Learning about categories and tags
What are categories and subcategories?
In Quicken, categories and subcategories are used to classify and group your transactions. This grouping is displayed in reports and graphs. It helps you easily analyze your transactions.
For example, bills and utilities, paycheck, business income, etc.
What are tags?
Tags provide an additional way to classify and group your transactions. They help you group and analyze all transactions related to a specific event. Let's understand this with an example.
You went on a vacation with your family and you need to keep track of all the expenses related to this vacation. It's very easy using tags! Just create the tag vacation and associate all your related transactions, from multiple categories, with this tag. Here are some transactions that you might associate with this tag:
- Dinner: Categorized as Food & Dining
- Fuel: Categorized as Auto & Transport
- Clothing: Categorized as Shopping
Later, to see the total cost of your vacation, run a custom report by including all transactions with the vacation tag.

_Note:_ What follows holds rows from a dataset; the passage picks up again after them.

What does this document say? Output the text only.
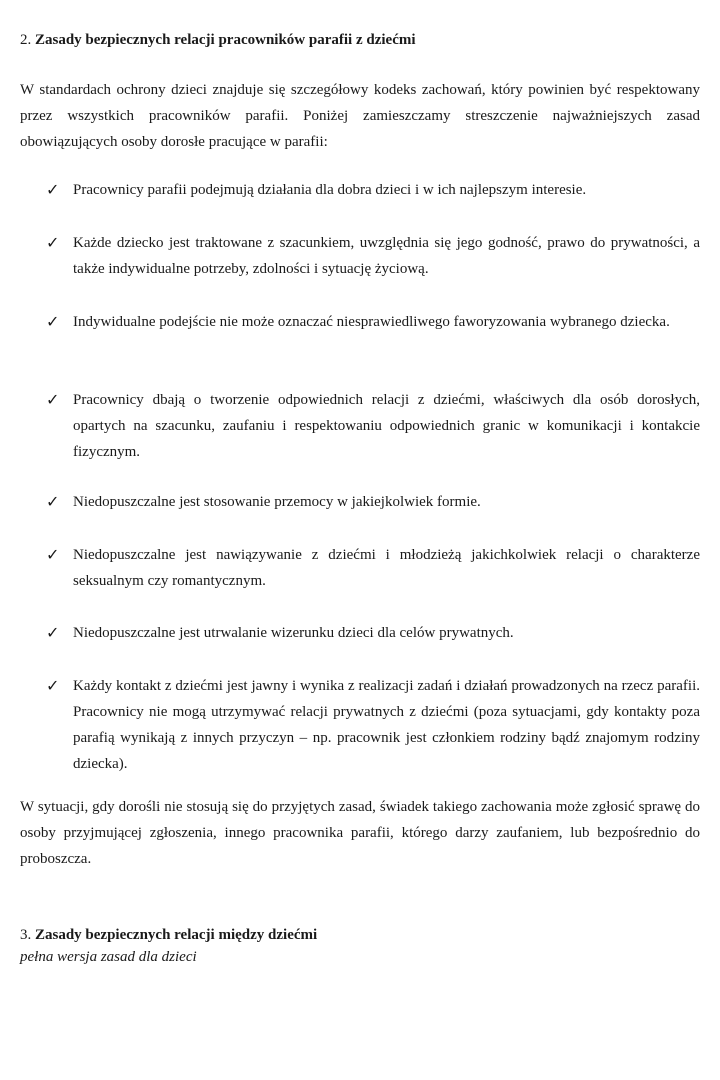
2. Zasady bezpiecznych relacji pracowników parafii z dziećmi

W standardach ochrony dzieci znajduje się szczegółowy kodeks zachowań, który powinien być respektowany przez wszystkich pracowników parafii. Poniżej zamieszczamy streszczenie najważniejszych zasad obowiązujących osoby dorosłe pracujące w parafii:

✓ Pracownicy parafii podejmują działania dla dobra dzieci i w ich najlepszym interesie.
✓ Każde dziecko jest traktowane z szacunkiem, uwzględnia się jego godność, prawo do prywatności, a także indywidualne potrzeby, zdolności i sytuację życiową.
✓ Indywidualne podejście nie może oznaczać niesprawiedliwego faworyzowania wybranego dziecka.
✓ Pracownicy dbają o tworzenie odpowiednich relacji z dziećmi, właściwych dla osób dorosłych, opartych na szacunku, zaufaniu i respektowaniu odpowiednich granic w komunikacji i kontakcie fizycznym.
✓ Niedopuszczalne jest stosowanie przemocy w jakiejkolwiek formie.
✓ Niedopuszczalne jest nawiązywanie z dziećmi i młodzieżą jakichkolwiek relacji o charakterze seksualnym czy romantycznym.
✓ Niedopuszczalne jest utrwalanie wizerunku dzieci dla celów prywatnych.
✓ Każdy kontakt z dziećmi jest jawny i wynika z realizacji zadań i działań prowadzonych na rzecz parafii. Pracownicy nie mogą utrzymywać relacji prywatnych z dziećmi (poza sytuacjami, gdy kontakty poza parafią wynikają z innych przyczyn – np. pracownik jest członkiem rodziny bądź znajomym rodziny dziecka).

W sytuacji, gdy dorośli nie stosują się do przyjętych zasad, świadek takiego zachowania może zgłosić sprawę do osoby przyjmującej zgłoszenia, innego pracownika parafii, którego darzy zaufaniem, lub bezpośrednio do proboszcza.

3. Zasady bezpiecznych relacji między dziećmi
pełna wersja zasad dla dzieci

Differences between categories and tags
Categories are used for similar types of expenses. And because only a single category can be assigned to each transaction, category tracking can help you create reports that show you exactly what proportion of your money is going to which kind of expense. Quicken automatically categorizes many of the transactions you download, based on your past categorizations and based on its knowledge of which payees belong in which categories. For transactions that Quicken doesn't recognize, (e.g., your rent check), you'll need to categorize those manually until Quicken learns that your payment to "Mr. Roper" belongs in the category "Rent".
Tags, on the other hand, let you see how much you're spending for a specific purpose, like a hobby or a vacation. While categories are assigned to similar types of expenses, tags usually get assigned to expenses from different categories. And while you can only assign one category to each transaction, you can assign as many tags to each transaction as you like.
For example, suppose you want to know how much you're spending on a vacation to Florida. You would create a tag called "Florida vacation" and then apply that tag to any expense that's going toward that vacation, like your flight, your rental car, your hotel room, meals, maybe even a new bathing suit, and a boat rental. Then, to see how much that vacation cost, you can go to the Spending Cloud (under the Reports section of the Source list) and click the "Florida vacation" tag. Quicken displays the total for that tag, as well as a list of all expenses that have that tag.
Since you're allowed to use multiple tags for each transaction, you can also assign other tags to some of those Florida vacation expenses, for other tracking purposes. For example, if you're also tracking how much you're spending on your boating hobby, you could not only assign a "Florida vacation" tag to the boat rental, you can also tag it with "Boating hobby," and similarly use the Spending Cloud to see how much you're spending overall on that activity.
Remember:
- Each transaction can have only one category.
- Each transaction can have as many tags as you want. (e.g.: Florida vacation, Boating hobby, Jane trips, Sam trips, Vacations 2010, etc…)
- Use categories to track different types of expenses.
- Use tags to track different purposes for which the expenses were used.